RFLP variation revealed by protein disulfide isomerase (PDI) coding gene sequences was assessed in 170 accessions belonging to 23 species of Triticum and Aegilops. PDI restriction fragments were highly conserved within each species and confirmed that plant PDI is encoded either by single-copy sequences or by small gene families. The wheat PDI probe hybridized to single EcoRI or HindIII fragments in different diploid species and to one or two fragments per genome in polyploids. Four Aegilops species in the Sitopsis section showed complex patterns and high levels of intraspecific variation, whereas Ae. searsii possessed single monomorphic fragments. T. urartu and Ae. squarrosa showed fragments with the same mobility as those in the A and D genomes of Triticum polyploid species, respectively, whereas differences were observed between the hybridization patterns of T. monococcum and T. boeoticum and that of the A genome. The single fragment detected in Ae. squarrosa was also conserved in most accessions of polyploid Aegilops species carrying the D genome.

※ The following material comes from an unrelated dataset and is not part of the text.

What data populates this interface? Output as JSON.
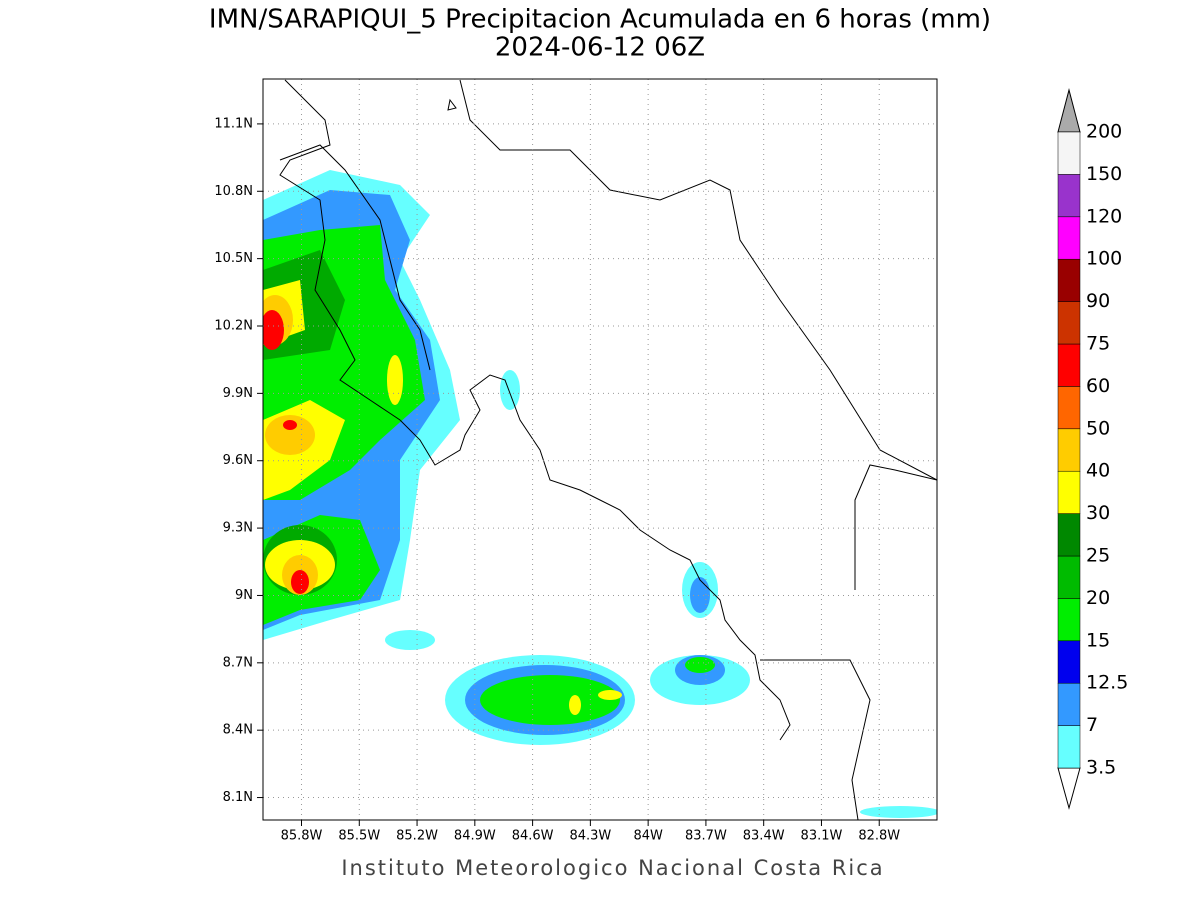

The five species of the Sitopsis section showed variation for the PDI hybridization fragments and differed from those of the B and G genomes of emmer and timopheevi groups of wheat, although one of the Ae. speltoides EcoRI fragments was similar to those located on the 4B and 4G chromosomes. The similarity between the EcoRI fragment located on the 1B chromosome of common and emmer wheats and one with a lower hybridization intensity in Ae. longissima, Ae. bicornis and Ae. sharonensis support the hypothesis of a polyphyletic origin of the B genome.